Escuela de Quilmo licenció a su primer Octavo

La escuela chillanvejana pasó de tener tres estudiantes en 2011 a 83 este 2019, ampliando en 2017 de Sexto a Octavo Básico, a petición de los alumnos que esta semana se licenciaron.

La comunidad educativa de la Escuela Quilmo festejó y despidió a Felipe, Claudia, Eduardo, Isidora, Matías, Carla, Carlos y Alexis, alumnos del primer Octavo Básico que se licencia de esta escuela rural chillanvejana. El alcalde Felipe Aylwin, y los concejales Susana Martínez y Nelson Ferrada, acompañaron a los jóvenes y sus familias en esta importante etapa de sus vidas.

En la ceremonia, la alumna Carla Rodríguez, agradeció a su escuela y sus compañeros por el cariño y conocimientos entregados, y destacó los valores transmitidos por la escuela, llamando a otros establecimientos educacionales a cambiar la mirada de la educación, centrándose en entender a los alumnos para mejorar el proceso de aprendizaje. “Estamos la mayoría del tiempo de nuestro día en la escuela y tiene que ser un lugar agradable para los alumnos. Esto llega a profesores o directores, que sepan que lo primero no es pasar la fórmula de matemática, lo primero es hacer que sus alumnos se sientan seguros de que pueden completarla, y eso se hace a base de cariño, de comprensión, de algo más humano, más único para cada alumno porque no todos somos iguales y no todos queremos ser identificados como el número 13 de la lista, entonces realmente la razón por la que nos quisimos quedar fue para ser llamados por nuestro nombre, para ser únicos e iguales al mismo tiempo, para convivir con nuestros profesores que nos llenan de amor todos los días y nuestros compañeros que son compañeros no son alguien más que pasa por el lado, son compañeros de verdad”.
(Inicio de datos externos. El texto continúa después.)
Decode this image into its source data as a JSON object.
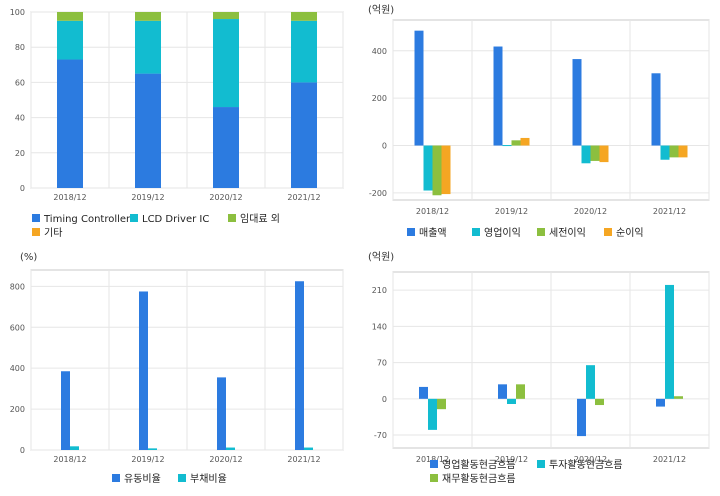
{
  "colors": {
    "blue": "#2c7be0",
    "cyan": "#12bcd0",
    "green": "#8cbf3f",
    "orange": "#f5a623",
    "grid": "#e6e6e6",
    "frame": "#c8c8c8",
    "tick_text": "#555555"
  },
  "chart_data": [
    {
      "id": "sales-mix",
      "type": "bar",
      "stacked": true,
      "unit": "",
      "categories": [
        "2018/12",
        "2019/12",
        "2020/12",
        "2021/12"
      ],
      "ylim": [
        0,
        100
      ],
      "yticks": [
        0,
        20,
        40,
        60,
        80,
        100
      ],
      "grid": true,
      "legend_position": "bottom",
      "series": [
        {
          "name": "Timing Controller",
          "color": "#2c7be0",
          "values": [
            73,
            65,
            46,
            60
          ]
        },
        {
          "name": "LCD Driver IC",
          "color": "#12bcd0",
          "values": [
            22,
            30,
            50,
            35
          ]
        },
        {
          "name": "임대료 외",
          "color": "#8cbf3f",
          "values": [
            5,
            5,
            4,
            5
          ]
        },
        {
          "name": "기타",
          "color": "#f5a623",
          "values": [
            0,
            0,
            0,
            0
          ]
        }
      ]
    },
    {
      "id": "profit",
      "type": "bar",
      "stacked": false,
      "unit": "(억원)",
      "categories": [
        "2018/12",
        "2019/12",
        "2020/12",
        "2021/12"
      ],
      "ylim": [
        -230,
        530
      ],
      "yticks": [
        -200,
        0,
        200,
        400
      ],
      "grid": true,
      "legend_position": "bottom",
      "series": [
        {
          "name": "매출액",
          "color": "#2c7be0",
          "values": [
            485,
            418,
            365,
            305
          ]
        },
        {
          "name": "영업이익",
          "color": "#12bcd0",
          "values": [
            -190,
            2,
            -75,
            -60
          ]
        },
        {
          "name": "세전이익",
          "color": "#8cbf3f",
          "values": [
            -210,
            22,
            -65,
            -50
          ]
        },
        {
          "name": "순이익",
          "color": "#f5a623",
          "values": [
            -205,
            32,
            -70,
            -50
          ]
        }
      ]
    },
    {
      "id": "ratios",
      "type": "bar",
      "stacked": false,
      "unit": "(%)",
      "categories": [
        "2018/12",
        "2019/12",
        "2020/12",
        "2021/12"
      ],
      "ylim": [
        0,
        880
      ],
      "yticks": [
        0,
        200,
        400,
        600,
        800
      ],
      "grid": true,
      "legend_position": "bottom",
      "series": [
        {
          "name": "유동비율",
          "color": "#2c7be0",
          "values": [
            385,
            775,
            355,
            825
          ]
        },
        {
          "name": "부채비율",
          "color": "#12bcd0",
          "values": [
            18,
            8,
            12,
            12
          ]
        }
      ]
    },
    {
      "id": "cashflow",
      "type": "bar",
      "stacked": false,
      "unit": "(억원)",
      "categories": [
        "2018/12",
        "2019/12",
        "2020/12",
        "2021/12"
      ],
      "ylim": [
        -95,
        245
      ],
      "yticks": [
        -70,
        0,
        70,
        140,
        210
      ],
      "grid": true,
      "legend_position": "bottom",
      "series": [
        {
          "name": "영업활동현금흐름",
          "color": "#2c7be0",
          "values": [
            23,
            28,
            -72,
            -15
          ]
        },
        {
          "name": "투자활동현금흐름",
          "color": "#12bcd0",
          "values": [
            -60,
            -10,
            65,
            220
          ]
        },
        {
          "name": "재무활동현금흐름",
          "color": "#8cbf3f",
          "values": [
            -20,
            28,
            -12,
            5
          ]
        }
      ]
    }
  ]
}
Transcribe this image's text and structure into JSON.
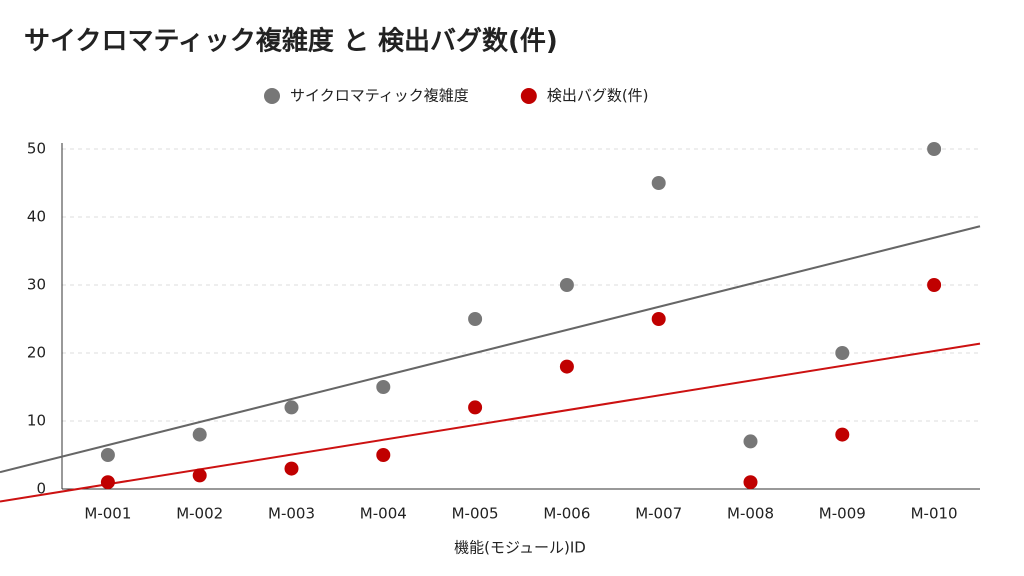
{
  "chart_data": {
    "type": "scatter",
    "title": "サイクロマティック複雑度 と 検出バグ数(件)",
    "x_label": "機能(モジュール)ID",
    "categories": [
      "M-001",
      "M-002",
      "M-003",
      "M-004",
      "M-005",
      "M-006",
      "M-007",
      "M-008",
      "M-009",
      "M-010"
    ],
    "series": [
      {
        "name": "サイクロマティック複雑度",
        "color": "#777777",
        "line_color": "#666666",
        "values": [
          5,
          8,
          12,
          15,
          25,
          30,
          45,
          7,
          20,
          50
        ]
      },
      {
        "name": "検出バグ数(件)",
        "color": "#c00000",
        "line_color": "#cc1111",
        "values": [
          1,
          2,
          3,
          5,
          12,
          18,
          25,
          1,
          8,
          30
        ]
      }
    ],
    "trendline": true,
    "ylim": [
      0,
      50
    ],
    "yticks": [
      0,
      10,
      20,
      30,
      40,
      50
    ],
    "grid": true
  }
}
Precisamente, la empatía y valoración de la diversidad son los sellos de la Escuela Quilmo, y son los que llevaron a sus alumnos a querer a su comunidad educativa y a pedir -en 2017- al alcalde Felipe Aylwin la posibilidad de terminar la Enseñanza Básica en la escuela con que se identificaban y de la que sentían parte; y que en dicha época solo impartía hasta Sexto Básico. Al respecto el alcalde Felipe Aylwin señaló que los niños le pidieron en equipo permanecer en la escuela y no podía no acceder, sino que reforzar el valor intrínseco en la solicitud asociado a sentir que vale la pena plantear las inquietudes.   “Esta escuela ha logrado cautivar a los chicos, seducirlos en el proceso y por sobretodo amarlos, y ahí tenemos una integración interna, chicos autistas, con distintas condiciones, pero que logran ser un equipo. Ese es un logro claramente del equipo docente, de su directora, y de las líneas políticas que hemos generado como Municipalidad. Nosotros hemos trabajado permanentemente pensando en el niño por sobre todas las cosas y no sólo en el niño, sino que él o ella como persona y además en su dignidad y que tengan el derecho a educación por sobre todas las cosas garantizado y con cariño”.

En tanto, la directora de la Escuela, Pilar Navarrete, junto que manifestar el orgullo de ver egresar a la primera generación de Octavo, indicó que “la idea es siempre potenciar la parte humana, la inclusión, que los chiquillos se entiendan unos con otras, que entiendan las dificultades que tiene el prójimo para poder cooperarle en su crecimiento personal, es el fuerte de nuestra escuela, entonces la idea es que cada uno… bueno hemos visto aquí hoy día que los chiquillos aprenden de la inclusión, pero siendo incluidos, y eso para nosotros es súper importante. El equipo   es un siete, yo me saco el sombrero con cada una de las personas que trabajan en la escuela y ha logrado que estos 83 chiquillos se sientan queridos, se sientan acompañados, se sientan acogidos, se sientan no un número como dijo la Carlita, sino parte de una familia”.